The head of the UK's Serious Fraud Office has proposed a change to the Bribery Act 2010 (the "Act"), seeking broader powers to get tough with corporations who fail to prevent their staff committing financial crimes. If enacted, the measures could make it easier for the SFO to prosecute corporations, as opposed to individuals, under the Act. Considering the extraterritorial reach of the Act, the tabled change will have implications for corporations that, while not registered in the UK, conduct business in or through the jurisdiction.
The difficulty for the SFO in securing convictions on the basis of corporate liability is well known, and is in stark contrast to the comparative success rate (albeit, largely negotiated) enjoyed by the Department of Justice and Securities Exchange Commission in the United States in enforcing the Foreign Corrupt Practices Act. The difficulties in bringing successful prosecutions under the Act arise from the need for the SFO to demonstrate that the corporation in question had the requisite criminal intent of bribing another person or a foreign official. This means that the SFO must show that the "controlling mind" of the corporation - namely the board of directors of that corporation - knew of the bribery being perpetrated by its employees. In practice, it will often be the case that evidence cannot be secured to demonstrate that members of a corporation's board were cognisant of bribery being committed by workers at lower-levels within the corporation. Accordingly, the opportunities for pursuing corporations for apparent breaches of the Act are constrained by the controlling mind test.
The proposed amendment seeks to overcome this limitation by broadening the scope of Section 7 of the Act. Section 7 provides that it is an offence for a company to fail to prevent acts of bribery by its staff. The offence is one of strict liability, which means the SFO is not required to prove any mental element on the part of the corporation under scrutiny. It is proposed that the scope of Section 7 be expanded from one of failing to prevent bribery, to the wider offence of failing to prevent financial crime by its employees.
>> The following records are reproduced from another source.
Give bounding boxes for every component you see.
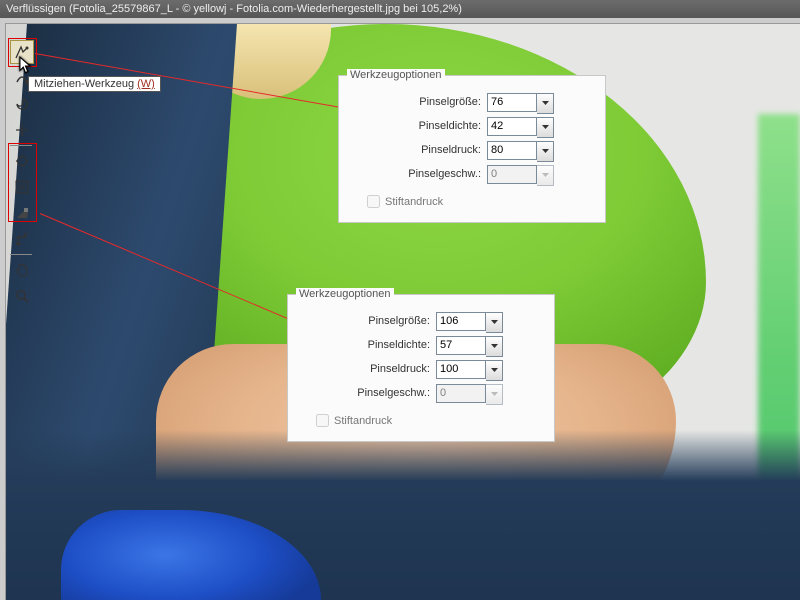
- stylus-pressure-checkbox: [316, 414, 329, 427]
- opt-label: Pinselgröße:: [353, 96, 487, 108]
- opt-label: Pinseldichte:: [302, 339, 436, 351]
- spinner-button[interactable]: [486, 336, 503, 357]
- tool-options-panel: Werkzeugoptionen Pinselgröße: Pinseldich…: [338, 75, 606, 223]
- tool-pucker[interactable]: [10, 118, 34, 142]
- opt-label: Pinseldruck:: [353, 144, 487, 156]
- brush-size-input[interactable]: [436, 312, 486, 331]
- brush-rate-input: [436, 384, 486, 403]
- tool-bloat[interactable]: [10, 149, 34, 173]
- brush-size-input[interactable]: [487, 93, 537, 112]
- brush-density-input[interactable]: [436, 336, 486, 355]
- tooltip-label: Mitziehen-Werkzeug: [34, 78, 137, 90]
- spinner-button[interactable]: [537, 93, 554, 114]
- tool-push-left[interactable]: [10, 175, 34, 199]
- window-title: Verflüssigen (Fotolia_25579867_L - © yel…: [0, 0, 800, 18]
- opt-label: Pinselgeschw.:: [353, 168, 487, 180]
- tool-options-panel: Werkzeugoptionen Pinselgröße: Pinseldich…: [287, 294, 555, 442]
- panel-legend: Werkzeugoptionen: [347, 69, 445, 81]
- brush-pressure-input[interactable]: [436, 360, 486, 379]
- tool-twirl[interactable]: [10, 92, 34, 116]
- spinner-button[interactable]: [486, 360, 503, 381]
- spinner-button[interactable]: [486, 312, 503, 333]
- brush-density-input[interactable]: [487, 117, 537, 136]
- tool-hand[interactable]: [10, 258, 34, 282]
- workspace: Mitziehen-Werkzeug (W) Werkzeugoptionen …: [0, 18, 800, 600]
- brush-pressure-input[interactable]: [487, 141, 537, 160]
- opt-label: Pinselgröße:: [302, 315, 436, 327]
- tool-tooltip: Mitziehen-Werkzeug (W): [28, 76, 161, 92]
- opt-label: Pinselgeschw.:: [302, 387, 436, 399]
- tool-turbulence[interactable]: [10, 227, 34, 251]
- spinner-button[interactable]: [537, 117, 554, 138]
- tool-zoom[interactable]: [10, 284, 34, 308]
- opt-label: Pinseldruck:: [302, 363, 436, 375]
- tool-forward-warp[interactable]: [10, 40, 34, 64]
- spinner-button: [486, 384, 503, 405]
- stylus-pressure-checkbox: [367, 195, 380, 208]
- spinner-button[interactable]: [537, 141, 554, 162]
- brush-rate-input: [487, 165, 537, 184]
- spinner-button: [537, 165, 554, 186]
- stylus-pressure-label: Stiftandruck: [385, 196, 443, 208]
- tooltip-hotkey: (W): [137, 78, 155, 90]
- stylus-pressure-label: Stiftandruck: [334, 415, 392, 427]
- opt-label: Pinseldichte:: [353, 120, 487, 132]
- panel-legend: Werkzeugoptionen: [296, 288, 394, 300]
- tool-mirror[interactable]: [10, 201, 34, 225]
The effect of this would be to broaden the range of offences for which a corporation may be held liable, without the SFO having to satisfy the onerous "controlling mind" test, which may increase the rate of prosecutions that can be brought against corporations.
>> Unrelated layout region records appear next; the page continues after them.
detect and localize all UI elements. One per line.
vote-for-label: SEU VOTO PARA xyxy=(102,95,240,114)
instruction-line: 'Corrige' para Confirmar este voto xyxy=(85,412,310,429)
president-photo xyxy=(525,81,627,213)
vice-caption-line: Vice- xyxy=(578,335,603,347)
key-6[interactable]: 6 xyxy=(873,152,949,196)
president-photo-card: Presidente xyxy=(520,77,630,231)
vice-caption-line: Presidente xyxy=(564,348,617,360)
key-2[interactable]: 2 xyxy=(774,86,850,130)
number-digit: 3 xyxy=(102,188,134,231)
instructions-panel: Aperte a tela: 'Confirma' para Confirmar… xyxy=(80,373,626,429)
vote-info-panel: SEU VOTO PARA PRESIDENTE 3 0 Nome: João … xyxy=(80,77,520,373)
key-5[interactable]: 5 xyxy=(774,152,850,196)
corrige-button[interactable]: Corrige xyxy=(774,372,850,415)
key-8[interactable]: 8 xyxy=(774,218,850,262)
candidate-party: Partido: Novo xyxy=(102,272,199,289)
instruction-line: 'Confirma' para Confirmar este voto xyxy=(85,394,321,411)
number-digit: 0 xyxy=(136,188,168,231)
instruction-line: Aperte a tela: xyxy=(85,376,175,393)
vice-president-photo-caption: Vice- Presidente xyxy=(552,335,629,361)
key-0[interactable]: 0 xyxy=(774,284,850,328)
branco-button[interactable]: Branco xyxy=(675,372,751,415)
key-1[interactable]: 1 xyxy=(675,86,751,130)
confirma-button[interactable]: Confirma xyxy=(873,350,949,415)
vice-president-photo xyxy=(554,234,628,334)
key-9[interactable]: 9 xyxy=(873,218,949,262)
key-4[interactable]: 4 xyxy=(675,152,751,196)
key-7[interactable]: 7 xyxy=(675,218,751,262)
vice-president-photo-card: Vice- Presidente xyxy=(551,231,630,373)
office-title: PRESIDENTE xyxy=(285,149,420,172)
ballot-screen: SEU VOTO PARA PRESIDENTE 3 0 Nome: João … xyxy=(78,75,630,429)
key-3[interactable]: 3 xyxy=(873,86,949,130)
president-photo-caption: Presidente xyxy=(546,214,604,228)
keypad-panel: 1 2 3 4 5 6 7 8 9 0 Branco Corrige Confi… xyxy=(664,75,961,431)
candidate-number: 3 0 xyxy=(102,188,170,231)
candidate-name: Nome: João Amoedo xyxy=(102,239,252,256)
While the offence under Section 7 is one of strict liability, it is subject to the statutory defence of "adequate procedures", and there has been no indication that the SFO is considering advocating a modification of this defence.
It is understood that the SFO envisages that the increased scope of Section 7 would only be used in exceptional cases, such as where a corporation profited from the criminal conduct of its employees, but it is not clear what other circumstances would be considered 'exceptional'.
The potentially broader scope of Section 7 would likely have a deterrent effect. Corporations convicted under a wider Section 7 may be blacklisted from bidding for European public contracts, which could prove fatal to the financial viability of many corporations. Further, with the expansion of Section 7 to include financial crimes, there may well be significant consequences for banks that are caught up in the LIBOR-rigging investigations.
At present the proposals have not been presented to Parliament, which will finally decide if the suggested amendments should be given effect in law.
The proposals remain in the nascent stages, but the sentiment expressed by the amendments indicates a desire on the part of the SFO to ensure that corporations are held accountable for the wrongs committed by those institutions, and to adopt a more aggressive stance when investigating corporations implicated in bribery and corruption.
As many of the corporations that are subject to the Act would also be subject to the FCPA, it remains imperative for companies to have a proper understanding of bribery and corruption issues, and how they can take steps to prevent themselves being subject to an investigation under either the Act or the FCPA.